PagerDuty
spark-expectations relies on the PagerDuty Events API V2 to create new incidents. An existing PagerDuty service needs to be created before incidents can be created from spark-expectations.
Pre-requisites¶
By default PagerDuty notifications (or the ability to create incidents) are disabled. To use them we need to pass the required user configurations for spark-expectations to properly run.
Notification Config Parameters¶
user_config.se_notifications_enable_pagerduty
Master toggle to enable PagerDuty notifications (this will create incidents for your service!)
PagerDuty Failure-Only Behavior
PagerDuty incidents are only created for critical failure scenarios, regardless of which notification triggers are enabled. This ensures PagerDuty is used appropriately for alerting on issues that require immediate attention, rather than routine status updates or informational notifications.
PagerDuty incidents will be triggered for:
- Job failures (
se_notifications_on_fail) - Error threshold breaches (
se_notifications_on_error_drop_exceeds_threshold_breach)
PagerDuty incidents will NOT be triggered for:
- Job start notifications (
se_notifications_on_start) - Job completion notifications (
se_notifications_on_completion) - Rules with 'ignore' action that fail (
se_notifications_on_rules_action_if_failed_set_ignore) - These are informational only
Rules with 'ignore' action
When se_notifications_on_rules_action_if_failed_set_ignore is enabled, notifications will be sent to other channels (email, Slack, Teams, etc.) for informational purposes, but PagerDuty incidents will NOT be created. Rules marked with action_if_failed='ignore' are not considered critical failures requiring immediate incident response.
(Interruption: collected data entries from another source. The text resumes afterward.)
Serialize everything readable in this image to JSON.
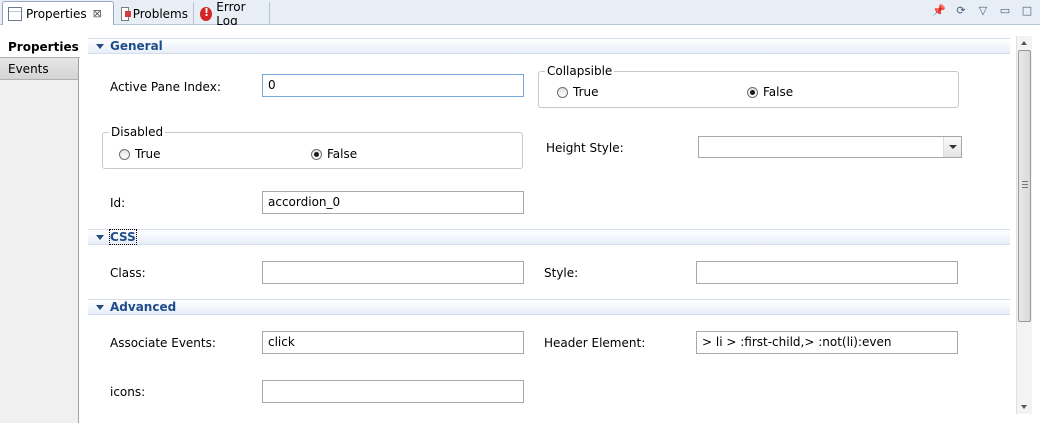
{
  "tabs": [
    {
      "label": "Properties",
      "icon": "properties-icon",
      "close": "⊠",
      "active": true
    },
    {
      "label": "Problems",
      "icon": "problems-icon",
      "active": false
    },
    {
      "label": "Error Log",
      "icon": "error-log-icon",
      "active": false
    }
  ],
  "view_toolbar": [
    "pin-icon",
    "sync-icon",
    "view-menu-icon",
    "minimize-icon",
    "maximize-icon"
  ],
  "left_tabs": [
    {
      "label": "Properties",
      "active": true
    },
    {
      "label": "Events",
      "active": false
    }
  ],
  "general": {
    "title": "General",
    "active_pane_index": {
      "label": "Active Pane Index:",
      "value": "0"
    },
    "collapsible": {
      "title": "Collapsible",
      "true_label": "True",
      "false_label": "False",
      "selected": "False"
    },
    "disabled": {
      "title": "Disabled",
      "true_label": "True",
      "false_label": "False",
      "selected": "False"
    },
    "height_style": {
      "label": "Height Style:",
      "value": ""
    },
    "id": {
      "label": "Id:",
      "value": "accordion_0"
    }
  },
  "css": {
    "title": "CSS",
    "class": {
      "label": "Class:",
      "value": ""
    },
    "style": {
      "label": "Style:",
      "value": ""
    }
  },
  "advanced": {
    "title": "Advanced",
    "associate_events": {
      "label": "Associate Events:",
      "value": "click"
    },
    "header_element": {
      "label": "Header Element:",
      "value": "> li > :first-child,> :not(li):even"
    },
    "icons": {
      "label": "icons:",
      "value": ""
    }
  },
  "colors": {
    "section_title": "#1f4d8c",
    "tabbar_bg": "#e8eef6"
  }
}
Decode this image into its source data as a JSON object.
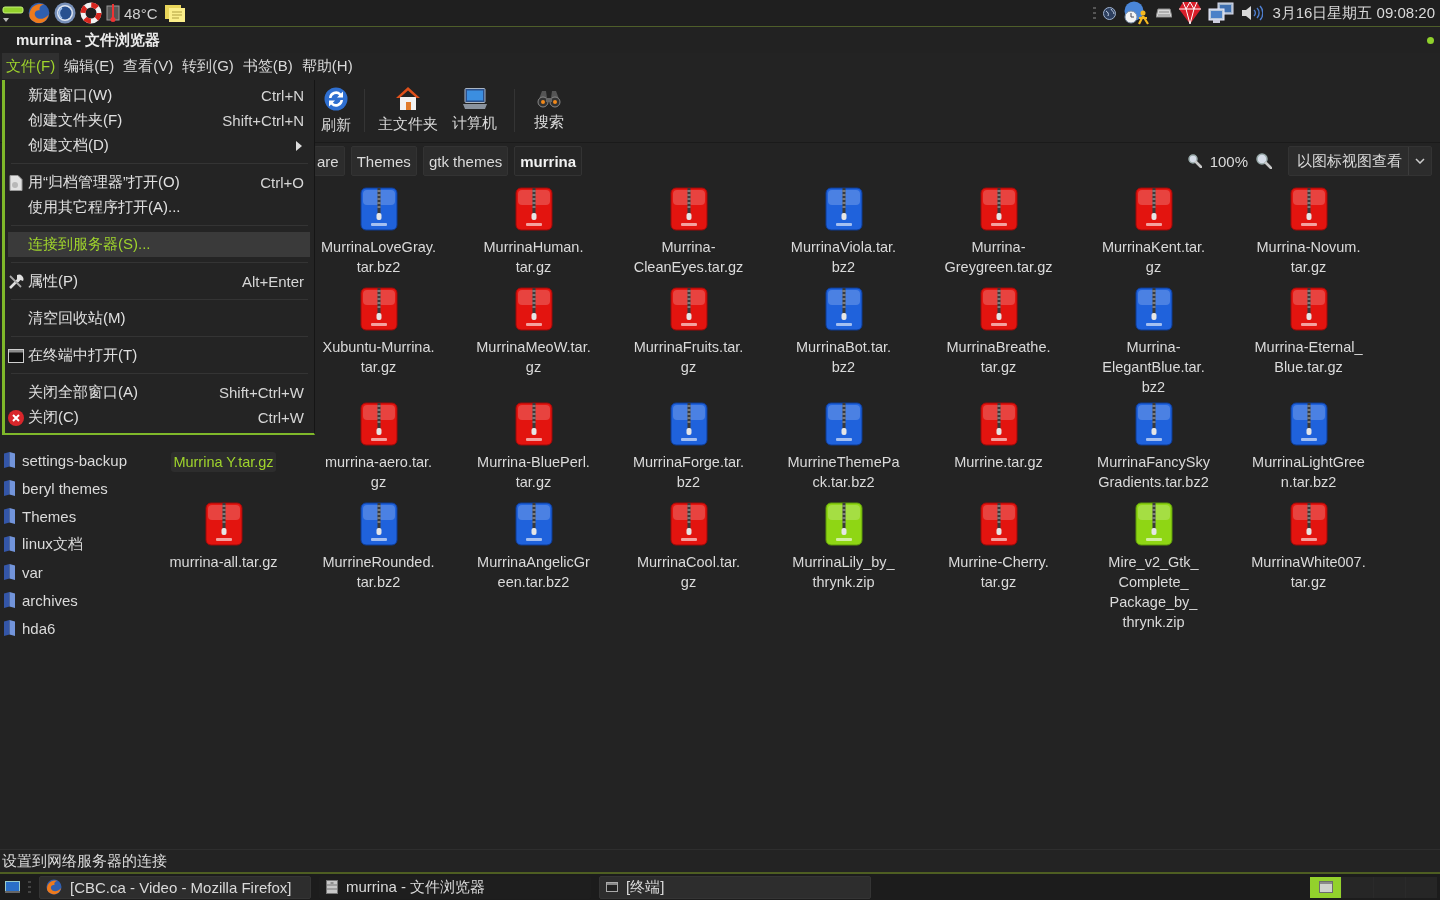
{
  "panel": {
    "temperature": "48°C",
    "clock": "3月16日星期五 09:08:20"
  },
  "window": {
    "title": "murrina - 文件浏览器"
  },
  "menubar": [
    {
      "label": "文件(F)",
      "selected": true
    },
    {
      "label": "编辑(E)",
      "selected": false
    },
    {
      "label": "查看(V)",
      "selected": false
    },
    {
      "label": "转到(G)",
      "selected": false
    },
    {
      "label": "书签(B)",
      "selected": false
    },
    {
      "label": "帮助(H)",
      "selected": false
    }
  ],
  "toolbar": [
    {
      "buttons": [
        {
          "label": "刷新"
        }
      ]
    },
    {
      "buttons": [
        {
          "label": "主文件夹"
        },
        {
          "label": "计算机"
        }
      ]
    },
    {
      "buttons": [
        {
          "label": "搜索"
        }
      ]
    }
  ],
  "pathbar": {
    "buttons": [
      {
        "label": "are",
        "selected": false
      },
      {
        "label": "Themes",
        "selected": false
      },
      {
        "label": "gtk themes",
        "selected": false
      },
      {
        "label": "murrina",
        "selected": true
      }
    ],
    "zoom": "100%",
    "view_mode": "以图标视图查看"
  },
  "sidebar": {
    "items": [
      {
        "label": "settings-backup",
        "selected": false
      },
      {
        "label": "beryl themes",
        "selected": false
      },
      {
        "label": "Themes",
        "selected": false
      },
      {
        "label": "linux文档",
        "selected": false
      },
      {
        "label": "var",
        "selected": false
      },
      {
        "label": "archives",
        "selected": false
      },
      {
        "label": "hda6",
        "selected": false
      }
    ]
  },
  "files": {
    "rows": [
      [
        {
          "name": "MurrinaLoveGray.tar.bz2",
          "kind": "bz2",
          "selected": false
        },
        {
          "name": "MurrinaHuman.tar.gz",
          "kind": "tar",
          "selected": false
        },
        {
          "name": "Murrina-CleanEyes.tar.gz",
          "kind": "tar",
          "selected": false
        },
        {
          "name": "MurrinaViola.tar.bz2",
          "kind": "bz2",
          "selected": false
        },
        {
          "name": "Murrina-Greygreen.tar.gz",
          "kind": "tar",
          "selected": false
        },
        {
          "name": "MurrinaKent.tar.gz",
          "kind": "tar",
          "selected": false
        },
        {
          "name": "Murrina-Novum.tar.gz",
          "kind": "tar",
          "selected": false
        }
      ],
      [
        {
          "name": "Xubuntu-Murrina.tar.gz",
          "kind": "tar",
          "selected": false
        },
        {
          "name": "MurrinaMeoW.tar.gz",
          "kind": "tar",
          "selected": false
        },
        {
          "name": "MurrinaFruits.tar.gz",
          "kind": "tar",
          "selected": false
        },
        {
          "name": "MurrinaBot.tar.bz2",
          "kind": "bz2",
          "selected": false
        },
        {
          "name": "MurrinaBreathe.tar.gz",
          "kind": "tar",
          "selected": false
        },
        {
          "name": "Murrina-ElegantBlue.tar.bz2",
          "kind": "bz2",
          "selected": false
        },
        {
          "name": "Murrina-Eternal_Blue.tar.gz",
          "kind": "tar",
          "selected": false
        }
      ],
      [
        {
          "name": "Murrina Y.tar.gz",
          "selected": true
        },
        {
          "name": "murrina-aero.tar.gz",
          "kind": "tar",
          "selected": false
        },
        {
          "name": "Murrina-BluePerl.tar.gz",
          "kind": "tar",
          "selected": false
        },
        {
          "name": "MurrinaForge.tar.bz2",
          "kind": "bz2",
          "selected": false
        },
        {
          "name": "MurrineThemePack.tar.bz2",
          "kind": "bz2",
          "selected": false
        },
        {
          "name": "Murrine.tar.gz",
          "kind": "tar",
          "selected": false
        },
        {
          "name": "MurrinaFancySkyGradients.tar.bz2",
          "kind": "bz2",
          "selected": false
        },
        {
          "name": "MurrinaLightGreen.tar.bz2",
          "kind": "bz2",
          "selected": false
        }
      ],
      [
        {
          "name": "murrina-all.tar.gz",
          "kind": "tar",
          "selected": false
        },
        {
          "name": "MurrineRounded.tar.bz2",
          "kind": "bz2",
          "selected": false
        },
        {
          "name": "MurrinaAngelicGreen.tar.bz2",
          "kind": "bz2",
          "selected": false
        },
        {
          "name": "MurrinaCool.tar.gz",
          "kind": "tar",
          "selected": false
        },
        {
          "name": "MurrinaLily_by_thrynk.zip",
          "kind": "zip",
          "selected": false
        },
        {
          "name": "Murrine-Cherry.tar.gz",
          "kind": "tar",
          "selected": false
        },
        {
          "name": "Mire_v2_Gtk_Complete_Package_by_thrynk.zip",
          "kind": "zip",
          "selected": false
        },
        {
          "name": "MurrinaWhite007.tar.gz",
          "kind": "tar",
          "selected": false
        }
      ]
    ]
  },
  "file_menu": {
    "sections": [
      {
        "items": [
          {
            "label": "新建窗口(W)",
            "shortcut": "Ctrl+N",
            "submenu": false,
            "selected": false
          },
          {
            "label": "创建文件夹(F)",
            "shortcut": "Shift+Ctrl+N",
            "submenu": false,
            "selected": false
          },
          {
            "label": "创建文档(D)",
            "submenu": true,
            "selected": false
          }
        ]
      },
      {
        "items": [
          {
            "label": "用“归档管理器”打开(O)",
            "shortcut": "Ctrl+O",
            "submenu": false,
            "selected": false
          },
          {
            "label": "使用其它程序打开(A)...",
            "submenu": false,
            "selected": false
          }
        ]
      },
      {
        "items": [
          {
            "label": "连接到服务器(S)...",
            "submenu": false,
            "selected": true
          }
        ]
      },
      {
        "items": [
          {
            "label": "属性(P)",
            "shortcut": "Alt+Enter",
            "submenu": false,
            "selected": false
          }
        ]
      },
      {
        "items": [
          {
            "label": "清空回收站(M)",
            "submenu": false,
            "selected": false
          }
        ]
      },
      {
        "items": [
          {
            "label": "在终端中打开(T)",
            "submenu": false,
            "selected": false
          }
        ]
      },
      {
        "items": [
          {
            "label": "关闭全部窗口(A)",
            "shortcut": "Shift+Ctrl+W",
            "submenu": false,
            "selected": false
          },
          {
            "label": "关闭(C)",
            "shortcut": "Ctrl+W",
            "submenu": false,
            "selected": false
          }
        ]
      }
    ]
  },
  "status_bar": "设置到网络服务器的连接",
  "taskbar": {
    "tasks": [
      {
        "label": "[CBC.ca - Video - Mozilla Firefox]",
        "selected": false
      },
      {
        "label": "murrina - 文件浏览器",
        "selected": true
      },
      {
        "label": "[终端]",
        "selected": false
      }
    ],
    "workspaces": [
      {
        "selected": true
      },
      {
        "selected": false
      },
      {
        "selected": false
      },
      {
        "selected": false
      }
    ]
  }
}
Other notification channels (email, Slack, Teams, etc.) will continue to respect all configured triggers.
Notification triggers
These parameters control when notifications are sent during Spark-Expectations runs. Note: PagerDuty will only create incidents for failure-related triggers(when enabled)
Hover over each parameter to see a short description.
- user_config.se_notifications_enable_pagerduty
- user_config.se_notifications_on_start
- user_config.se_notifications_on_completion
- user_config.se_notifications_on_fail
- user_config.se_notifications_on_error_drop_exceeds_threshold_breach
- user_config.se_notifications_on_rules_action_if_failed_set_ignore
- user_config.se_notifications_on_error_drop_threshold
PagerDuty Configs
Additional configurations that are needed to be able to create incidents with spark-expectations.
Hover over each parameter to see a short description.
- user_config.se_notifications_pagerduty_integration_key
- user_config.se_notifications_pagerduty_webhook_url
User Configuration Example¶
Show example user configuration
Links to example notebooks¶
An example notebook is available to use that sets up PD in a notebook here.
This notebook will:
- Grab integration key using databricks secret manager (default)
- An option to use Cerberus Secrets Manager is present but commented out. Uncomment if you would to use this method instead.
- Configure spark-expectations
- Load sample data and then run some validations rules afterwards.
If everything has been configured correctly, this will create a new incident based on the triggers you have enabled.